La Gatinoise Natasha Watcham-Roy, a entre autres remporté la médaille de bronze aux Jeux olympiques de Rio en 2016.

Watcham-Roy se retire

Le Canada venait de conclure la Coupe du monde de rugby féminin à sept avec une décevante septième position à San Francisco. Dans son coin du vestiaire, Natasha Watcham-Roy ne pouvait pas retenir ses larmes.

« Je pleurais sans arrêt. Je savais que c’était fini pour moi », relate la Gatinoise âgée de 26 ans, mercredi, lorsque jointe à Victoria, domicile de l’équipe nationale.

Cette partie sur la côte du Pacifique se déroulait en juillet. Un mois plus tard, Watcham-Roy demandait à rencontrer les dirigeants de Rugby Canada. Elle leur a annoncé sa retraite.

Et la voilà maintenant prête à parler de cette décision pour la première fois sur la scène publique.

« C’était mon choix d’arrêter. Je n’étais plus là mentalement. Jouer au rugby, ce n’est plus quelque chose que je veux continuer à faire. Je suis épuisée, explique-t-elle.

«J’ai dédié toute ma vie à ce sport. J’ai vécu des expériences exceptionnelles autour du monde.»

L’athlète de 5’6’’ s’est hissée dans la dernière décennie en tant que meilleure joueuse de rugby à grandir en Outaouais. Rien de moins.
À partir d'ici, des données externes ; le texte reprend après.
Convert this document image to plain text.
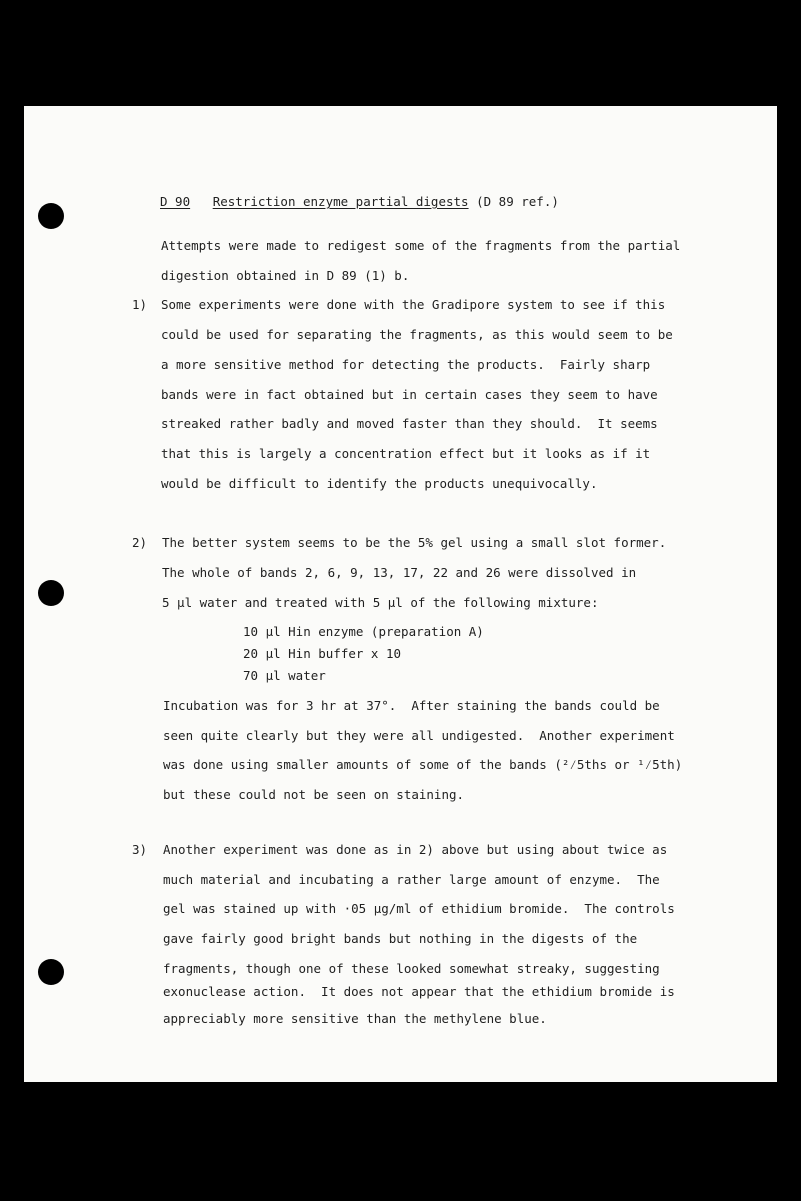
D 90 Restriction enzyme partial digests (D 89 ref.)
Attempts were made to redigest some of the fragments from the partial
digestion obtained in D 89 (1) b.
1) Some experiments were done with the Gradipore system to see if this
could be used for separating the fragments, as this would seem to be
a more sensitive method for detecting the products.  Fairly sharp
bands were in fact obtained but in certain cases they seem to have
streaked rather badly and moved faster than they should.  It seems
that this is largely a concentration effect but it looks as if it
would be difficult to identify the products unequivocally.
2) The better system seems to be the 5% gel using a small slot former.
The whole of bands 2, 6, 9, 13, 17, 22 and 26 were dissolved in
5 µl water and treated with 5 µl of the following mixture:
10 µl Hin enzyme (preparation A)
20 µl Hin buffer x 10
70 µl water
Incubation was for 3 hr at 37°.  After staining the bands could be
seen quite clearly but they were all undigested.  Another experiment
was done using smaller amounts of some of the bands (²⁄5ths or ¹⁄5th)
but these could not be seen on staining.
3) Another experiment was done as in 2) above but using about twice as
much material and incubating a rather large amount of enzyme.  The
gel was stained up with ·05 µg/ml of ethidium bromide.  The controls
gave fairly good bright bands but nothing in the digests of the
fragments, though one of these looked somewhat streaky, suggesting
exonuclease action.  It does not appear that the ethidium bromide is
appreciably more sensitive than the methylene blue.
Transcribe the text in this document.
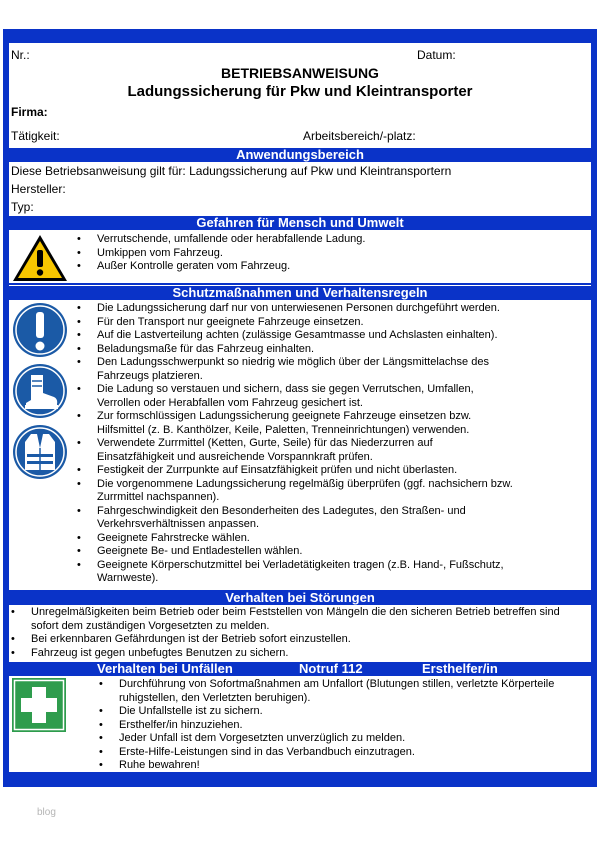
Nr.:	Datum:
BETRIEBSANWEISUNG
Ladungssicherung für Pkw und Kleintransporter
Firma:
Tätigkeit:	Arbeitsbereich/-platz:
Anwendungsbereich
Diese Betriebsanweisung gilt für: Ladungssicherung auf Pkw und Kleintransportern
Hersteller:
Typ:
Gefahren für Mensch und Umwelt
• Verrutschende, umfallende oder herabfallende Ladung.
• Umkippen vom Fahrzeug.
• Außer Kontrolle geraten vom Fahrzeug.
Schutzmaßnahmen und Verhaltensregeln
• Die Ladungssicherung darf nur von unterwiesenen Personen durchgeführt werden.
• Für den Transport nur geeignete Fahrzeuge einsetzen.
• Auf die Lastverteilung achten (zulässige Gesamtmasse und Achslasten einhalten).
• Beladungsmaße für das Fahrzeug einhalten.
• Den Ladungsschwerpunkt so niedrig wie möglich über der Längsmittelachse des Fahrzeugs platzieren.
• Die Ladung so verstauen und sichern, dass sie gegen Verrutschen, Umfallen, Verrollen oder Herabfallen vom Fahrzeug gesichert ist.
• Zur formschlüssigen Ladungssicherung geeignete Fahrzeuge einsetzen bzw. Hilfsmittel (z. B. Kanthölzer, Keile, Paletten, Trenneinrichtungen) verwenden.
• Verwendete Zurrmittel (Ketten, Gurte, Seile) für das Niederzurren auf Einsatzfähigkeit und ausreichende Vorspannkraft prüfen.
• Festigkeit der Zurrpunkte auf Einsatzfähigkeit prüfen und nicht überlasten.
• Die vorgenommene Ladungssicherung regelmäßig überprüfen (ggf. nachsichern bzw. Zurrmittel nachspannen).
• Fahrgeschwindigkeit den Besonderheiten des Ladegutes, den Straßen- und Verkehrsverhältnissen anpassen.
• Geeignete Fahrstrecke wählen.
• Geeignete Be- und Entladestellen wählen.
• Geeignete Körperschutzmittel bei Verladetätigkeiten tragen (z.B. Hand-, Fußschutz, Warnweste).
Verhalten bei Störungen
• Unregelmäßigkeiten beim Betrieb oder beim Feststellen von Mängeln die den sicheren Betrieb betreffen sind sofort dem zuständigen Vorgesetzten zu melden.
• Bei erkennbaren Gefährdungen ist der Betrieb sofort einzustellen.
• Fahrzeug ist gegen unbefugtes Benutzen zu sichern.
Verhalten bei Unfällen	Notruf 112	Ersthelfer/in
• Durchführung von Sofortmaßnahmen am Unfallort (Blutungen stillen, verletzte Körperteile ruhigstellen, den Verletzten beruhigen).
• Die Unfallstelle ist zu sichern.
• Ersthelfer/in hinzuziehen.
• Jeder Unfall ist dem Vorgesetzten unverzüglich zu melden.
• Erste-Hilfe-Leistungen sind in das Verbandbuch einzutragen.
• Ruhe bewahren!
blog
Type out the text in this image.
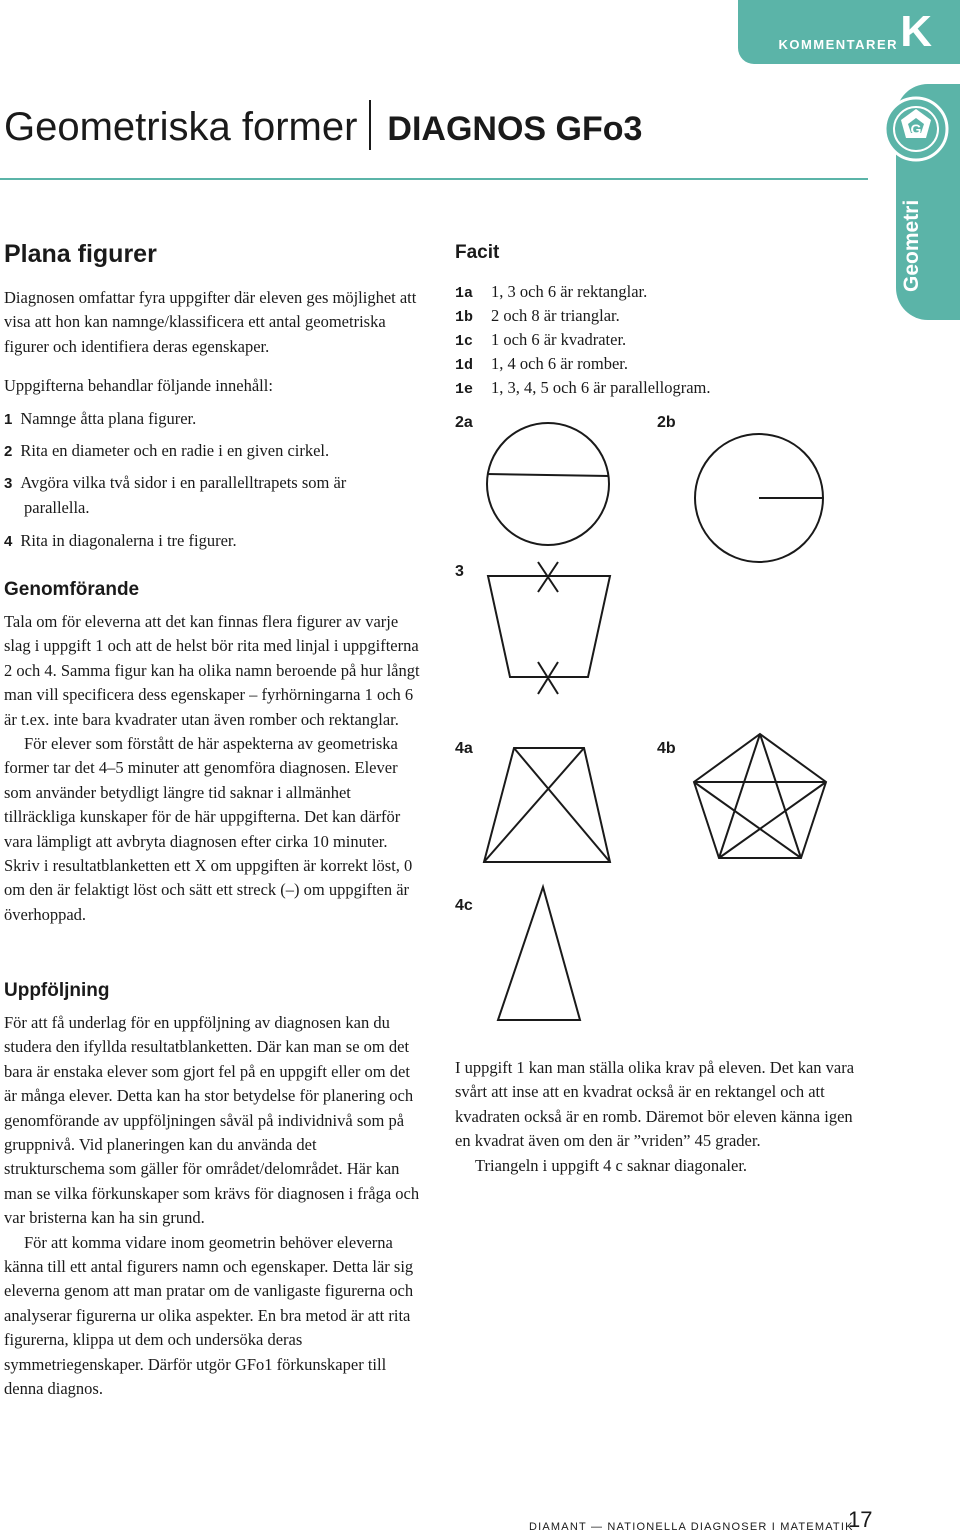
KOMMENTARER K
G
Geometri
Geometriska former DIAGNOS GFo3
Plana figurer

Diagnosen omfattar fyra uppgifter där eleven ges möjlighet att visa att hon kan namnge/klassificera ett antal geometriska figurer och identifiera deras egenskaper.

Uppgifterna behandlar följande innehåll:

1 Namnge åtta plana figurer.
2 Rita en diameter och en radie i en given cirkel.
3 Avgöra vilka två sidor i en parallelltrapets som är
parallella.
4 Rita in diagonalerna i tre figurer.
Genomförande

Tala om för eleverna att det kan finnas flera figurer av varje slag i uppgift 1 och att de helst bör rita med linjal i uppgifterna 2 och 4. Samma figur kan ha olika namn beroende på hur långt man vill specificera dess egenskaper – fyrhörningarna 1 och 6 är t.ex. inte bara kvadrater utan även romber och rektanglar.

För elever som förstått de här aspekterna av geometriska former tar det 4–5 minuter att genomföra diagnosen. Elever som använder betydligt längre tid saknar i allmänhet tillräckliga kunskaper för de här uppgifterna. Det kan därför vara lämpligt att avbryta diagnosen efter cirka 10 minuter. Skriv i resultatblanketten ett X om uppgiften är korrekt löst, 0 om den är felaktigt löst och sätt ett streck (–) om uppgiften är överhoppad.

Uppföljning

För att få underlag för en uppföljning av diagnosen kan du studera den ifyllda resultatblanketten. Där kan man se om det bara är enstaka elever som gjort fel på en uppgift eller om det är många elever. Detta kan ha stor betydelse för planering och genomförande av uppföljningen såväl på individnivå som på gruppnivå. Vid planeringen kan du använda det strukturschema som gäller för området/delområdet. Här kan man se vilka förkunskaper som krävs för diagnosen i fråga och var bristerna kan ha sin grund.

För att komma vidare inom geometrin behöver eleverna känna till ett antal figurers namn och egenskaper. Detta lär sig eleverna genom att man pratar om de vanligaste figurerna och analyserar figurerna ur olika aspekter. En bra metod är att rita figurerna, klippa ut dem och undersöka deras symmetriegenskaper. Därför utgör GFo1 förkunskaper till denna diagnos.

Facit
1a 1, 3 och 6 är rektanglar.
1b 2 och 8 är trianglar.
1c 1 och 6 är kvadrater.
1d 1, 4 och 6 är romber.
1e 1, 3, 4, 5 och 6 är parallellogram.
2a	2b
3
4a	4b
4c

I uppgift 1 kan man ställa olika krav på eleven. Det kan vara svårt att inse att en kvadrat också är en rektangel och att kvadraten också är en romb. Däremot bör eleven känna igen en kvadrat även om den är ”vriden” 45 grader.

Triangeln i uppgift 4 c saknar diagonaler.

DIAMANT — NATIONELLA DIAGNOSER I MATEMATIK
17
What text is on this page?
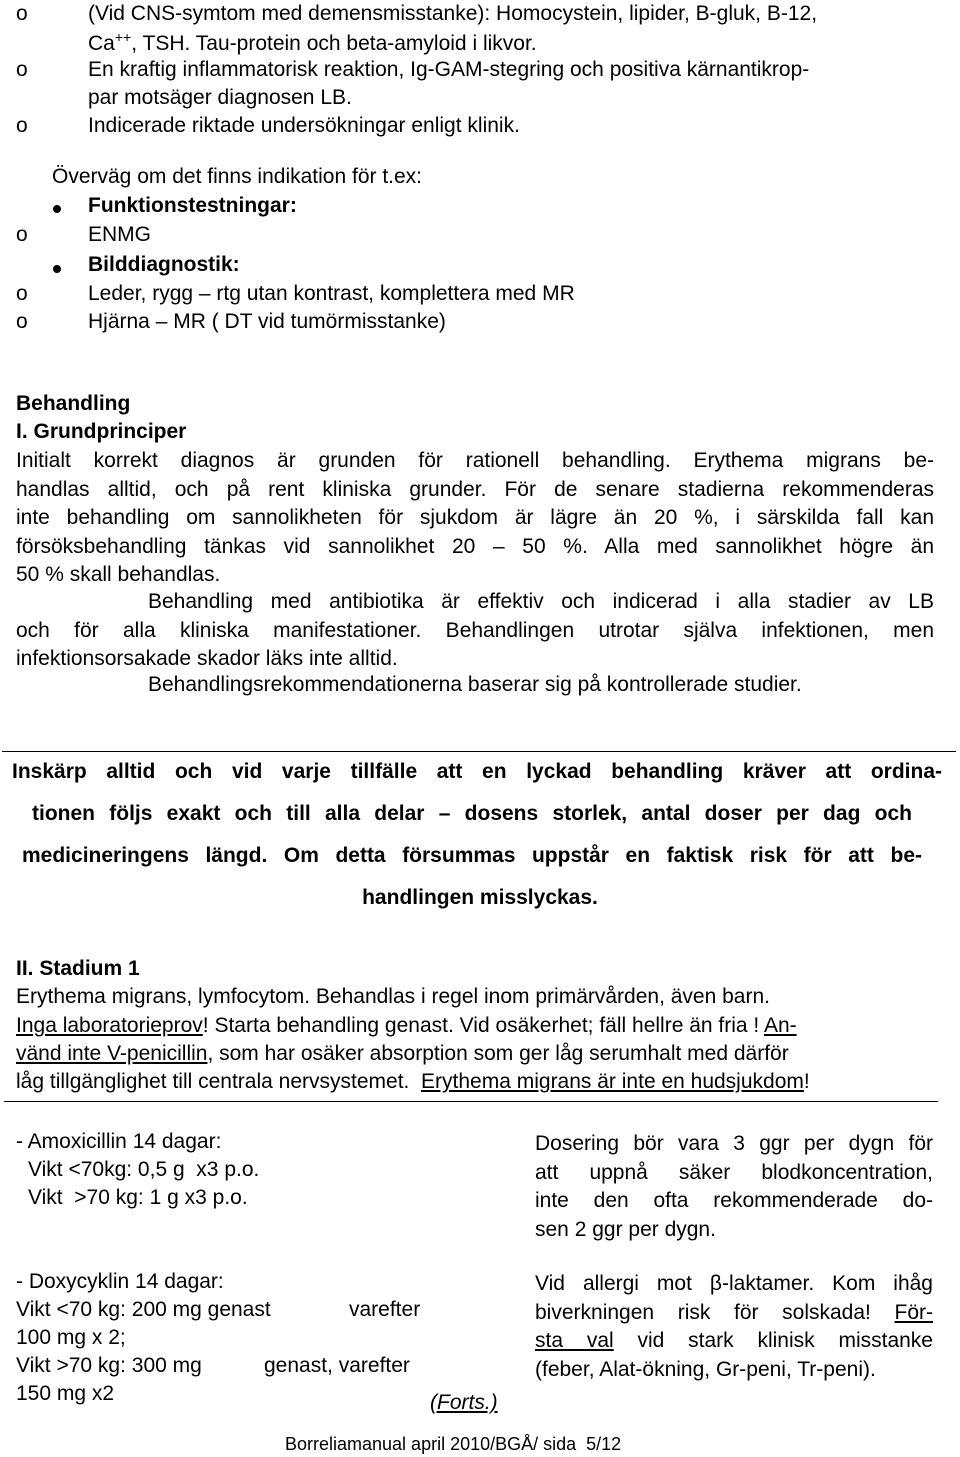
o	(Vid CNS-symtom med demensmisstanke): Homocystein, lipider, B-gluk, B-12,
Ca++, TSH. Tau-protein och beta-amyloid i likvor.
o	En kraftig inflammatorisk reaktion, Ig-GAM-stegring och positiva kärnantikrop-
par motsäger diagnosen LB.
o	Indicerade riktade undersökningar enligt klinik.
Överväg om det finns indikation för t.ex:
Funktionstestningar:
o	ENMG
Bilddiagnostik:
o	Leder, rygg – rtg utan kontrast, komplettera med MR
o	Hjärna – MR ( DT vid tumörmisstanke)
Behandling
I. Grundprinciper
Initialt korrekt diagnos är grunden för rationell behandling. Erythema migrans be-
handlas alltid, och på rent kliniska grunder. För de senare stadierna rekommenderas
inte behandling om sannolikheten för sjukdom är lägre än 20 %, i särskilda fall kan
försöksbehandling tänkas vid sannolikhet 20 – 50 %. Alla med sannolikhet högre än
50 % skall behandlas.
Behandling med antibiotika är effektiv och indicerad i alla stadier av LB
och för alla kliniska manifestationer. Behandlingen utrotar själva infektionen, men
infektionsorsakade skador läks inte alltid.
Behandlingsrekommendationerna baserar sig på kontrollerade studier.
Inskärp alltid och vid varje tillfälle att en lyckad behandling kräver att ordina-
tionen följs exakt och till alla delar – dosens storlek, antal doser per dag och
medicineringens längd. Om detta försummas uppstår en faktisk risk för att be-
handlingen misslyckas.
II. Stadium 1
Erythema migrans, lymfocytom. Behandlas i regel inom primärvården, även barn.
Inga laboratorieprov! Starta behandling genast. Vid osäkerhet; fäll hellre än fria ! An-
vänd inte V-penicillin, som har osäker absorption som ger låg serumhalt med därför
låg tillgänglighet till centrala nervsystemet.  Erythema migrans är inte en hudsjukdom!
- Amoxicillin 14 dagar:
Vikt <70kg: 0,5 g  x3 p.o.
Vikt  >70 kg: 1 g x3 p.o.
- Doxycyklin 14 dagar:
Vikt <70 kg: 200 mg genast	varefter
100 mg x 2;
Vikt >70 kg: 300 mg	genast, varefter
150 mg x2	(Forts.)
Dosering bör vara 3 ggr per dygn för
att uppnå säker blodkoncentration,
inte den ofta rekommenderade do-
sen 2 ggr per dygn.
Vid allergi mot β-laktamer. Kom ihåg
biverkningen risk för solskada! För-
sta val vid stark klinisk misstanke
(feber, Alat-ökning, Gr-peni, Tr-peni).
Borreliamanual april 2010/BGÅ/ sida  5/12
Il y a eu le bronze olympique aux Jeux de 2016 à Rio. Un an auparavant, Watcham-Roy aidait le Canada à gagner l’or à la maison lors des Jeux panaméricains.

C’est sans compter les trois fois qu’elle a défendu l’unifolié aux championnats du monde de rugby à sept universitaires.

«Ça fait 13 à 15 ans que je pratique ce sport. J’ai atteint tous mes buts. Je suis chanceuse de pouvoir quitter en disant ça. Il y a plusieurs athlètes qui s’accrochent afin de se rendre jusqu’au bout.»

Son parcours a commencé en huitième année à l’école secondaire Philemon-Wright, dans le secteur Hull. Elle voulait imiter son frère Keegan qui jouait au rugby. La jeune femme a poursuivi ses études à l’Université d’Ottawa où elle est devenue capitaine de l’équipe féminine. Avant de se joindre au centre national d’entraînement de la formation canadienne en Colombie-Britannique, elle avait porté les couleurs notamment du Hull-Volant et de l’équipe provinciale du Québec.

À son dernier match en carrière contre la Russie en juillet, Natasha Watcham-Roy a marqué.

Les entraîneurs ont bien tenté de la convaincre de poursuivre sa carrière. Ils lui ont demandé de prendre quelques journées additionnelles pour penser à son avenir.

Ça n’a rien changé. Délaisser ce sport lui avait trotté dans la tête pendant toute la saison.

«Je suis prête à meubler ma vie avec autre chose. Je me réveille le matin et je déborde d’énergie. Les gens ne réalisent pas à quel point c’est exigeant de pratiquer un sport de haut niveau.»

Il y a l’horaire exigeant, mais aussi notamment la diète stricte à suivre.

Rugby Canada lui a gardé la porte ouverte pour un éventuel retour, surtout que son édition 2018-2019 s’avère très jeune à deux ans des prochains Jeux olympiques.

«Qui sait ce que l’avenir me réserve... Mais je suis pas mal sûre que je ne reviendrai pas au jeu», assure Watcham-Roy.